Architectural Overview

C-FSCIL cleverly leverages a combination of three core components: a frozen meta-learned feature extractor, a trainable fixed-size fully connected layer, and a dynamically growing external memory (EM). This architecture is designed to respect memory and computational constraints by limiting memory growth to a linear scale relative to the number of classes and keeping the learning cost of new classes constant. Notably, the feature extractor remains static post meta-learning, thus retaining foundational knowledge even as new classes are encountered.

A notable innovation is the use of hyperdimensional embedding within the vector space. This allows the system to maintain minimal interference between classes despite an expanding class set, by assigning each class a quasi-orthogonal vector representation. This strategic embedding, enriched by novel loss functions, ensures robust class differentiation.

Three Modes of Learning

C-FSCIL introduces three modes of updating memory and training that provide a balance between classification accuracy and computational cost:

1. Mode 1: Averaged Prototypes - This mode utilizes averaged prototypes from new data, stored directly in the EM without any gradient updates. It is efficient computationally, as it does not require backpropagation, making it suitable for real-time applications.
2. Mode 2: Retraining on Bipolarized Prototypes - Here, class prototypes are bipolarized to enhance their separability, followed by limited retraining of the fully connected layer using stored global class activations.
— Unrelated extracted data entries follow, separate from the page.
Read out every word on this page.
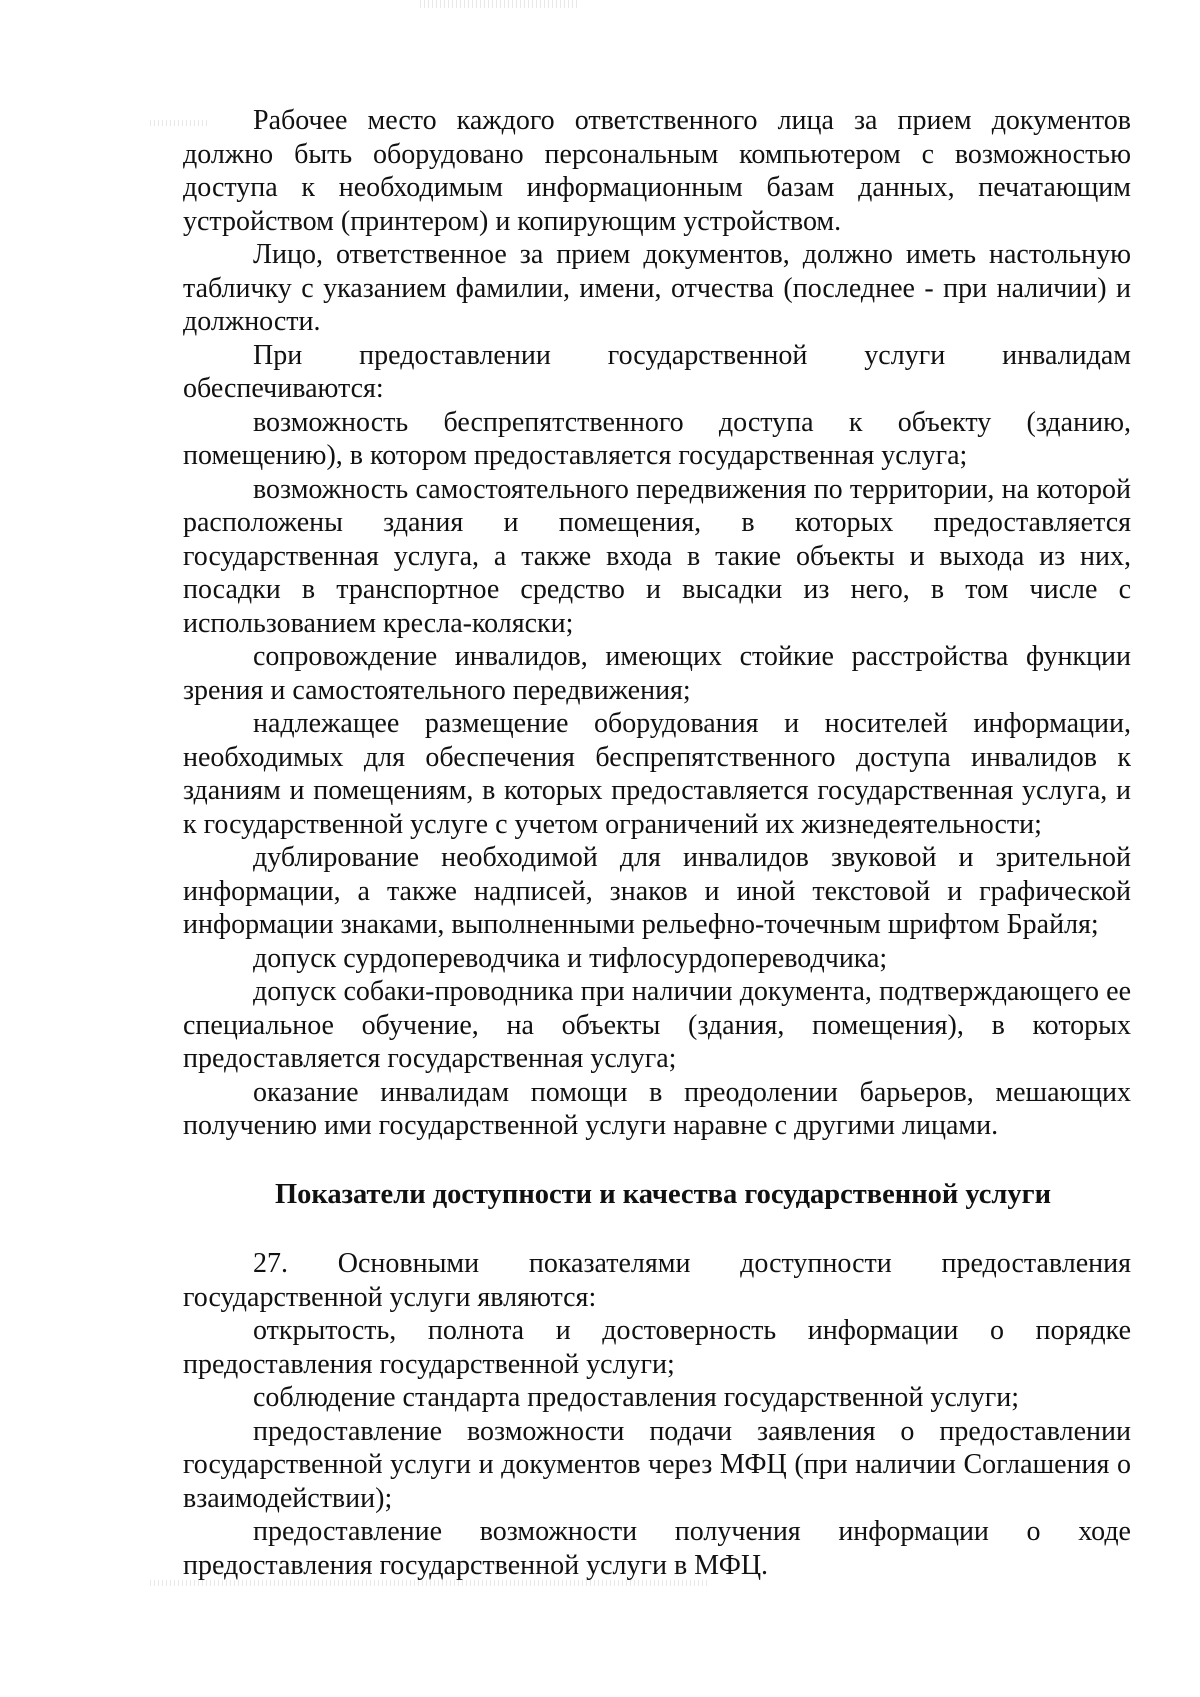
Рабочее место каждого ответственного лица за прием документов должно быть оборудовано персональным компьютером с возможностью доступа к необходимым информационным базам данных, печатающим устройством (принтером) и копирующим устройством.

Лицо, ответственное за прием документов, должно иметь настольную табличку с указанием фамилии, имени, отчества (последнее - при наличии) и должности.

При предоставлении государственной услуги инвалидам обеспечиваются:

возможность беспрепятственного доступа к объекту (зданию, помещению), в котором предоставляется государственная услуга;

возможность самостоятельного передвижения по территории, на которой расположены здания и помещения, в которых предоставляется государственная услуга, а также входа в такие объекты и выхода из них, посадки в транспортное средство и высадки из него, в том числе с использованием кресла-коляски;

сопровождение инвалидов, имеющих стойкие расстройства функции зрения и самостоятельного передвижения;

надлежащее размещение оборудования и носителей информации, необходимых для обеспечения беспрепятственного доступа инвалидов к зданиям и помещениям, в которых предоставляется государственная услуга, и к государственной услуге с учетом ограничений их жизнедеятельности;

дублирование необходимой для инвалидов звуковой и зрительной информации, а также надписей, знаков и иной текстовой и графической информации знаками, выполненными рельефно-точечным шрифтом Брайля;

допуск сурдопереводчика и тифлосурдопереводчика;

допуск собаки-проводника при наличии документа, подтверждающего ее специальное обучение, на объекты (здания, помещения), в которых предоставляется государственная услуга;

оказание инвалидам помощи в преодолении барьеров, мешающих получению ими государственной услуги наравне с другими лицами.

Показатели доступности и качества государственной услуги

27. Основными показателями доступности предоставления государственной услуги являются:

открытость, полнота и достоверность информации о порядке предоставления государственной услуги;

соблюдение стандарта предоставления государственной услуги;

предоставление возможности подачи заявления о предоставлении государственной услуги и документов через МФЦ (при наличии Соглашения о взаимодействии);

предоставление возможности получения информации о ходе предоставления государственной услуги в МФЦ.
This mode uses a few iterations to refine classification boundaries, improving accuracy beyond Mode 1.
3. Mode 3: Retraining on Nudged Prototypes - This mode is the most computationally intense and fine-tunes prototypes by nudging them to achieve optimal quasi-orthogonality, followed by extensive retraining. It tends to offer the best performance when the class space grows substantially, as evidenced by the minimal accuracy drop across large dataset expansions.

Empirical Validation

The effectiveness of C-FSCIL is demonstrated on CIFAR100, miniImageNet, and Omniglot datasets. These experiments reveal that even with minimal retraining (Mode 1), the system can outperform existing baselines in terms of accuracy. Specifically, C-FSCIL expands to 1623 classes on Omniglot with less than 1.6% accuracy decay when compared to baseline methods, exemplifying its scalable representation learning potential. Importantly, C-FSCIL maintains a competitive edge over state-of-the-art systems even under compression, further highlighting its adaptability and memory efficiency.

Implications and Outlook

The proposed C-FSCIL framework presents significant theoretical and practical advancements in class-incremental learning. The exploitation of hyperdimensional computing paves the way for embedding locally interpretable representations within a scalable global structure, a shift that holds intriguing implications for smart devices and real-time learning systems. This model could serve as a foundation for developing more refined AI systems capable of learning in dynamic and resource-constrained environments, potentially extending the applicability to other domains such as continual reinforcement learning or complex sensory data processing.

The research opens avenues for further innovations, mainly focused on reducing the computational footprint of training processes further and enhancing the robustness of the model under adversarial conditions. Future development could explore hardware-specific optimizations or integration with neuromorphic computing architectures, which might capitalize on the lower-dimensional efficient computing paradigms presented.

C-FSCIL exemplifies a promising stride towards bridging the gap between theoretical research in class-incremental learning and its practical implementation in constrained environments, fostering innovation in the continual learning capabilities of intelligent systems.